As mineradoras responsáveis pela barragem de Fundão, a Samarco/Vale/BHP Billiton, deram uma série de declarações sobre o não perigo da lama que escorreu pela Bacia do Rio Doce. Principalmente nos primeiros dias, diretores das empresas repetiam “a lama é inerte”.

No entanto, estudos mostram o contrário. Um dos mais recentes, organizado pela pesquisadora Dulce Maria Pereira e realizado pela Universidade Federal de Ouro Preto (UFOP) em parceria com a Cáritas Brasileira, foi lançado em março de 2020.

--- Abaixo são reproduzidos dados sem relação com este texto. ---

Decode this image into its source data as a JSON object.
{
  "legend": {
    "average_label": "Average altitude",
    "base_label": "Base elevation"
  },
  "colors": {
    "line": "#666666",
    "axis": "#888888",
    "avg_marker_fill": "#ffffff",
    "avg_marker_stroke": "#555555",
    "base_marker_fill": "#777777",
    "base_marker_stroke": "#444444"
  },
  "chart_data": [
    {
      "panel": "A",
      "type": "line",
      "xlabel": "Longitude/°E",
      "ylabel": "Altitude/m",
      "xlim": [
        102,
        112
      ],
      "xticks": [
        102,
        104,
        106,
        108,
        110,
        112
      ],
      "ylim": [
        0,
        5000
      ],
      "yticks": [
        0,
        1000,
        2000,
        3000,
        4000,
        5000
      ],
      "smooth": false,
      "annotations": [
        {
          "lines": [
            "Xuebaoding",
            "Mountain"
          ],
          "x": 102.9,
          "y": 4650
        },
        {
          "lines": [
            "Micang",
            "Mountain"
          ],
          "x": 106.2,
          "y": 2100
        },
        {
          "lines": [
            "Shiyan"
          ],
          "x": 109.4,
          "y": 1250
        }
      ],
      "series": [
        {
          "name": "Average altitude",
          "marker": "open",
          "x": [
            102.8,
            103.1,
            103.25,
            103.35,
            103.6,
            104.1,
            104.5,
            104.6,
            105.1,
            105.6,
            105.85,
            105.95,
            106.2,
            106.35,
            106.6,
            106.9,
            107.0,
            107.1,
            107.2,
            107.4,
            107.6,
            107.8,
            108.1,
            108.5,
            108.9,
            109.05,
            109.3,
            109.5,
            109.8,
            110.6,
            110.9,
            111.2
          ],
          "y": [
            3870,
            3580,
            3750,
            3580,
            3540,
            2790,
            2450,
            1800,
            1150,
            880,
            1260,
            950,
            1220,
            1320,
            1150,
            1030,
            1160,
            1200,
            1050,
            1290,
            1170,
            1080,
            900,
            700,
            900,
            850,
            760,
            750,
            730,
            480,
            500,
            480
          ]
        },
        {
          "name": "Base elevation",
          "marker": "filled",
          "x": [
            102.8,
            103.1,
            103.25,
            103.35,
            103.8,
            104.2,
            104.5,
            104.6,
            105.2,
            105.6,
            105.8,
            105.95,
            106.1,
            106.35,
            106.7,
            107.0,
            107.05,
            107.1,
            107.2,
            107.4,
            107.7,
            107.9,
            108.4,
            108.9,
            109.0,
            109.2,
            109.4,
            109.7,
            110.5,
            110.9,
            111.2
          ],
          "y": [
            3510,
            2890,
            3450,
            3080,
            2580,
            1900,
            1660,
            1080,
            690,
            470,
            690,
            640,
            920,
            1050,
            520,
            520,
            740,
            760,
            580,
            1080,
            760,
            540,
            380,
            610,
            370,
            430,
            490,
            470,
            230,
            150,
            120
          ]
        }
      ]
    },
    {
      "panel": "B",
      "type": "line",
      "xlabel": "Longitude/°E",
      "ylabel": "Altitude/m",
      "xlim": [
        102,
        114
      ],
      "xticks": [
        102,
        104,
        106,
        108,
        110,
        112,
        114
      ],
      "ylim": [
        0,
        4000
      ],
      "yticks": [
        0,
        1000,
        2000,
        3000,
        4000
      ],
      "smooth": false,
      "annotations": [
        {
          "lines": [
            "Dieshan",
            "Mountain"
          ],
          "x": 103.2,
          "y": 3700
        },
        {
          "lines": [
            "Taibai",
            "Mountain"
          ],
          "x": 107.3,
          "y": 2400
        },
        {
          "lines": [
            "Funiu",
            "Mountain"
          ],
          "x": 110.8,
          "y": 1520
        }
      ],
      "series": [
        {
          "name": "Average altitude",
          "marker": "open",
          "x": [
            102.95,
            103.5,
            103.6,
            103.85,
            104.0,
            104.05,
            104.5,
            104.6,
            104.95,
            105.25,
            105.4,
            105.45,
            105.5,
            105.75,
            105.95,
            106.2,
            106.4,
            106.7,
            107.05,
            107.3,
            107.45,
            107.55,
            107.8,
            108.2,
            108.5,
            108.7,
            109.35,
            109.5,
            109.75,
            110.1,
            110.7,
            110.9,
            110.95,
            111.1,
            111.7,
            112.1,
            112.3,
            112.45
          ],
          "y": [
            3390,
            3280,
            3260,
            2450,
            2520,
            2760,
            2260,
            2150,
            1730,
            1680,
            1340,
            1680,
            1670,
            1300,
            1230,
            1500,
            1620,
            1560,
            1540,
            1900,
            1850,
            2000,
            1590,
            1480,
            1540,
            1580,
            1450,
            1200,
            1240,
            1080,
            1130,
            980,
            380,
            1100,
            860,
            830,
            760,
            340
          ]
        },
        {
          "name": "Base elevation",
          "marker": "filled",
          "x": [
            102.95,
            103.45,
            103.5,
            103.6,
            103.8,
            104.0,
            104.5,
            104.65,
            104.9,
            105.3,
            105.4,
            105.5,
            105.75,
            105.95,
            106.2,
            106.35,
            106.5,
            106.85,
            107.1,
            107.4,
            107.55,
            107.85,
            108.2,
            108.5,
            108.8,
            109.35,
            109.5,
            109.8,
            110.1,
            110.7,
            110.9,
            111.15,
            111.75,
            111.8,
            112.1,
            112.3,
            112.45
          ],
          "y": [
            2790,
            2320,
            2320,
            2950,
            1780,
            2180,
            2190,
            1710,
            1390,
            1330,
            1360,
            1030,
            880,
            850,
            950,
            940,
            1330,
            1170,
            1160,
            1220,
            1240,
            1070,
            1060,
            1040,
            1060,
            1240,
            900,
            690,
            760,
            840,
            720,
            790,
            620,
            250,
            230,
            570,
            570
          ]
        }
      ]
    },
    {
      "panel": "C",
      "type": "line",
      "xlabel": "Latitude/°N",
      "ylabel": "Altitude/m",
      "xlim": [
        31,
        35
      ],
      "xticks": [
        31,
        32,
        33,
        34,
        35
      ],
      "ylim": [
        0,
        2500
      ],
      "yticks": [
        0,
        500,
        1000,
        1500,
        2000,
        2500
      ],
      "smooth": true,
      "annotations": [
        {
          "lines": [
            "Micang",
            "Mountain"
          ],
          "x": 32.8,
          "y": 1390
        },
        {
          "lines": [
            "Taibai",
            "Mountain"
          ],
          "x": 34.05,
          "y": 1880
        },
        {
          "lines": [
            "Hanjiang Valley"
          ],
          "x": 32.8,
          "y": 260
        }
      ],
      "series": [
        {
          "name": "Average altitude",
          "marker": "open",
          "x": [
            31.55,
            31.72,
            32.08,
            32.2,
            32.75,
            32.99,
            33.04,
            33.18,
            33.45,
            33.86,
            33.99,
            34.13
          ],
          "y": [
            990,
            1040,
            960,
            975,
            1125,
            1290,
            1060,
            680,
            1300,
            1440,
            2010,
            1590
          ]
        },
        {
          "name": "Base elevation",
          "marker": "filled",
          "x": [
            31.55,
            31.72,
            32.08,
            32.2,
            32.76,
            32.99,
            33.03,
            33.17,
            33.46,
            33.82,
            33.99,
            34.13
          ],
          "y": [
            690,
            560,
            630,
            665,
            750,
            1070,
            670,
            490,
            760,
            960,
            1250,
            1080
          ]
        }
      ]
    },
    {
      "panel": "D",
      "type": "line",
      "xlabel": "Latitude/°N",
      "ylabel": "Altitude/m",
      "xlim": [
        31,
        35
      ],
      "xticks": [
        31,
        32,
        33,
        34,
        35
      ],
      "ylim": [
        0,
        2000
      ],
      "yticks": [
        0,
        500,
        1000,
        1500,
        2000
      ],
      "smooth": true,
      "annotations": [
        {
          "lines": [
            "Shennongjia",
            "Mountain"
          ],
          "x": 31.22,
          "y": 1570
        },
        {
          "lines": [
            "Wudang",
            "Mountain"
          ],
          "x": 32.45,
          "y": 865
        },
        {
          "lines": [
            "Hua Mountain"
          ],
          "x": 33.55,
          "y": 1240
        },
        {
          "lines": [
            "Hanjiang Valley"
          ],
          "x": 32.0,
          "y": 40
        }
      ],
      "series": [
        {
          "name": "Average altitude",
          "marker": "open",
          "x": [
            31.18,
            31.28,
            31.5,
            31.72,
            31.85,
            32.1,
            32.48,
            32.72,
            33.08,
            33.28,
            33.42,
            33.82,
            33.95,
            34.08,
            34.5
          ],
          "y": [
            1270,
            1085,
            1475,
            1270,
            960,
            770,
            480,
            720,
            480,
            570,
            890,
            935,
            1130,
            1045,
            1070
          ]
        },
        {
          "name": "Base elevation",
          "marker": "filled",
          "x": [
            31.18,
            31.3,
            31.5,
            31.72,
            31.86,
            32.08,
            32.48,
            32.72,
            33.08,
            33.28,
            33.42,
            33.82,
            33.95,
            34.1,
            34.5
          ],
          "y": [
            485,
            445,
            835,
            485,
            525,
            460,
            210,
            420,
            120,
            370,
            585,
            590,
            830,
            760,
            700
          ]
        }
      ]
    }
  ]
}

O estudo analisou a presença de metais pesados no solo, na água, no ar e nos peixes, e encontrou alguns em escala bem maior que o permitido por tratados internacionais. Encontrou também a presença de adenovírus, que são vírus que causam doenças respiratórias, como o resfriado.

A pesquisa relembrou os relatos dos atingidos em relação ao grande aumento de doenças respiratórias, que podem estar relacionadas a esse vírus. O estudo relembra que inúmeras outras doenças podem estar relacionadas à presença dos metais pesados encontrados, e ressalta que algumas delas podem acontecer ao longo de muitos anos, com o contato contínuo do atingido com a substância, o que pode provocar a acumulação no corpo.